Ce sont des missionnaires. « Femmes de foi, unies par le rêve de Jésus d’une humanité réconciliée. Elles croient en la fraternité universelle et qu’il est possible de bâtir un autre monde à partir de la diversité et de la richesse de chaque peuple, de chaque communauté et de chaque personne. » C’est pourquoi elles vivent en petites communautés qui partagent la vie et la mission. Ce sont des Sœurs Dominicaines. Elles recherchent « la communauté fraternelle, par l’étude et la prière, la lumière nécessaire pour découvrir la présence de Dieu au cœur de notre réalité, en reconnaissant les signes de vie et les ombres qui traversent notre humanité blessée. C’est la Parole de Dieu qui nourrit leur engagement pour le Royaume et qui anime leurs initiatives et leurs projets. »
Ce sont des Sœurs du Rosaire. « En Marie, elles reconnaissent la disciple fidèle, la femme qui travaille et prie, qui construit la fraternité, disponible, qui se laisse aimer. » Inspirées par Marie, elles placent l’amour du prochain au centre de leur vie.
Comme le dit Sœur Deolinda : « On ne peut appartenir à Dieu sans appartenir aux autres. »
C’est pourquoi, où qu’elles aillent, elles se donnent entièrement.
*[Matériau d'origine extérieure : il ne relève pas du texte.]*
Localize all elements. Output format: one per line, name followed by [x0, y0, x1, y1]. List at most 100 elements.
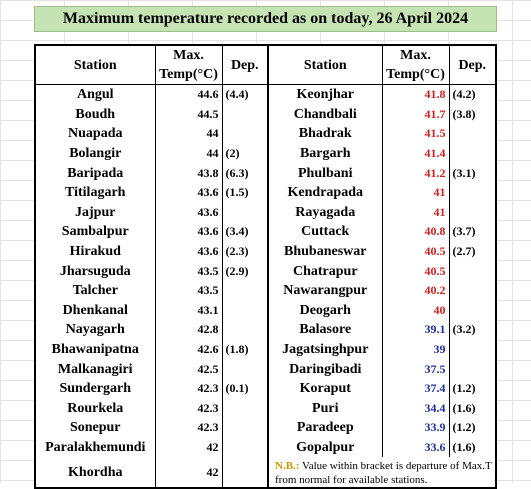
station-name: Paradeep	[267, 418, 382, 438]
max-temp: 43.8	[154, 163, 222, 183]
max-temp: 43.6	[154, 222, 222, 242]
max-temp: 42	[154, 457, 222, 489]
departure	[221, 104, 268, 125]
station-name: Jajpur	[34, 202, 155, 223]
station-name: Chatrapur	[267, 261, 382, 281]
table-row: Jajpur 43.6 Rayagada 41	[34, 202, 497, 223]
station-name: Phulbani	[267, 163, 382, 183]
station-name: Daringibadi	[267, 359, 382, 379]
station-name: Talcher	[34, 280, 155, 301]
max-temp: 41	[381, 182, 449, 203]
table-row: Dhenkanal 43.1 Deogarh 40	[34, 300, 497, 321]
station-name: Nawarangpur	[267, 280, 382, 301]
departure	[448, 339, 497, 360]
departure	[448, 143, 497, 164]
max-temp: 42.6	[154, 339, 222, 360]
departure	[221, 457, 268, 489]
table-row: Malkanagiri 42.5 Daringibadi 37.5	[34, 359, 497, 379]
max-temp: 41.4	[381, 143, 449, 164]
station-name: Puri	[267, 398, 382, 419]
station-name: Bhubaneswar	[267, 241, 382, 262]
station-name: Jharsuguda	[34, 261, 155, 281]
station-name: Bhawanipatna	[34, 339, 155, 360]
station-name: Rayagada	[267, 202, 382, 223]
header-dep-left: Dep.	[221, 44, 268, 85]
note-box: N.B.: Value within bracket is departure …	[267, 457, 497, 489]
table-row: Rourkela 42.3 Puri 34.4 (1.6)	[34, 398, 497, 419]
station-name: Boudh	[34, 104, 155, 125]
station-name: Bhadrak	[267, 124, 382, 144]
page-title: Maximum temperature recorded as on today…	[62, 10, 469, 27]
station-name: Hirakud	[34, 241, 155, 262]
station-name: Malkanagiri	[34, 359, 155, 379]
station-name: Angul	[34, 83, 155, 105]
max-temp: 42.3	[154, 418, 222, 438]
max-temp: 43.6	[154, 202, 222, 223]
header-station-right: Station	[267, 44, 382, 85]
station-name: Keonjhar	[267, 83, 382, 105]
departure	[448, 124, 497, 144]
header-max-right: Max. Temp(°C)	[381, 44, 449, 85]
max-temp: 42.8	[154, 320, 222, 340]
max-temp: 37.5	[381, 359, 449, 379]
max-temp: 33.9	[381, 418, 449, 438]
departure: (2.7)	[448, 241, 497, 262]
station-name: Jagatsinghpur	[267, 339, 382, 360]
table-row: Bhawanipatna 42.6 (1.8) Jagatsinghpur 39	[34, 339, 497, 360]
departure: (6.3)	[221, 163, 268, 183]
departure	[221, 437, 268, 458]
station-name: Rourkela	[34, 398, 155, 419]
departure: (2)	[221, 143, 268, 164]
max-temp: 41.8	[381, 83, 449, 105]
departure	[221, 124, 268, 144]
header-max-left: Max. Temp(°C)	[154, 44, 222, 85]
table-row: Sambalpur 43.6 (3.4) Cuttack 40.8 (3.7)	[34, 222, 497, 242]
station-name: Sundergarh	[34, 378, 155, 399]
departure: (3.8)	[448, 104, 497, 125]
station-name: Deogarh	[267, 300, 382, 321]
departure	[221, 300, 268, 321]
max-temp: 40	[381, 300, 449, 321]
max-temp: 33.6	[381, 437, 449, 458]
departure: (1.2)	[448, 378, 497, 399]
max-temp: 44	[154, 143, 222, 164]
max-temp: 43.5	[154, 280, 222, 301]
departure	[448, 359, 497, 379]
max-temp: 42.5	[154, 359, 222, 379]
max-temp: 37.4	[381, 378, 449, 399]
max-temp: 40.8	[381, 222, 449, 242]
departure	[221, 280, 268, 301]
departure: (1.5)	[221, 182, 268, 203]
max-temp: 44.6	[154, 83, 222, 105]
station-name: Chandbali	[267, 104, 382, 125]
max-temp: 43.5	[154, 261, 222, 281]
station-name: Gopalpur	[267, 437, 382, 458]
max-temp: 39	[381, 339, 449, 360]
temperature-table: Station Max. Temp(°C) Dep. Station Max. Te…	[34, 44, 497, 489]
station-name: Sambalpur	[34, 222, 155, 242]
table-row: Titilagarh 43.6 (1.5) Kendrapada 41	[34, 182, 497, 203]
departure: (3.1)	[448, 163, 497, 183]
departure: (3.2)	[448, 320, 497, 340]
max-temp: 43.6	[154, 182, 222, 203]
max-temp: 43.6	[154, 241, 222, 262]
table-row: Paralakhemundi 42 Gopalpur 33.6 (1.6)	[34, 437, 497, 458]
departure: (3.7)	[448, 222, 497, 242]
departure	[448, 182, 497, 203]
departure	[448, 261, 497, 281]
table-row: Talcher 43.5 Nawarangpur 40.2	[34, 280, 497, 301]
departure: (3.4)	[221, 222, 268, 242]
departure	[221, 418, 268, 438]
table-row: Khordha 42 N.B.: Value within bracket is d…	[34, 457, 497, 489]
station-name: Titilagarh	[34, 182, 155, 203]
table-row: Hirakud 43.6 (2.3) Bhubaneswar 40.5 (2.7)	[34, 241, 497, 262]
table-row: Boudh 44.5 Chandbali 41.7 (3.8)	[34, 104, 497, 125]
table-row: Baripada 43.8 (6.3) Phulbani 41.2 (3.1)	[34, 163, 497, 183]
max-temp: 41	[381, 202, 449, 223]
departure	[448, 280, 497, 301]
departure: (4.4)	[221, 83, 268, 105]
max-temp: 41.7	[381, 104, 449, 125]
max-temp: 44	[154, 124, 222, 144]
max-temp: 42.3	[154, 398, 222, 419]
station-name: Bargarh	[267, 143, 382, 164]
Où qu’elles aillent, elles se donnent elles-mêmes. Elles donnent même leur vie.
Où qu’elles aillent, elles se mettent à la place des autres et cheminent avec eux.
Où qu’elles aillent, elles luttent pour la justice, pour la paix, pour les droits humains et pour l’égalité. Partout où ils vont, ils tissent des liens entre Dieu et l’humanité, et entre les personnes elles-mêmes.
Partout où ils vont, ils sèment le courage, l’espoir et la lumière, et donnent naissance à des projets dans les domaines de l’éducation, de la santé, du développement social et de l’enrichissement culturel.
Ils ont également parcouru les quartiers du 6 de Mayo, de Fontainhas et d’Estrela d’África (des quartiers qui n’existent plus que dans le cœur de ceux qui y ont vécu et grandi) et en ont fait leur foyer. Ils ont arpenté les ruelles étroites, élargissant les horizons de leurs habitants. Ils y ont donné aux femmes les moyens de s’émanciper, leur apprenant à lire, à écrire, à coudre et à devenir autonomes. Ils y ont été (et sont encore !) un havre de paix, et comme de nombreux enfants qui, après y avoir grandi, leur ont confié leurs propres enfants, ils ont donné aux jeunes les outils nécessaires pour que leurs rêves embrassent le monde entier, et non seulement leur petite maison ou leur quartier. Ils leur ont appris à rêver sans frontières. Ils prenaient soin des personnes âgées, valorisant leur savoir, leurs compétences et leur expérience de la vie, s’efforçant de rendre la vieillesse plus douce.
Partout où ils allaient, ils laissaient une empreinte. Ils demeurent dans leurs paroles, dans les œuvres qu’ils ont réalisées et dans le cœur de ceux qui, à un moment ou un autre de leur vie, ont été touchés par leur présence. Et ils étaient si nombreux.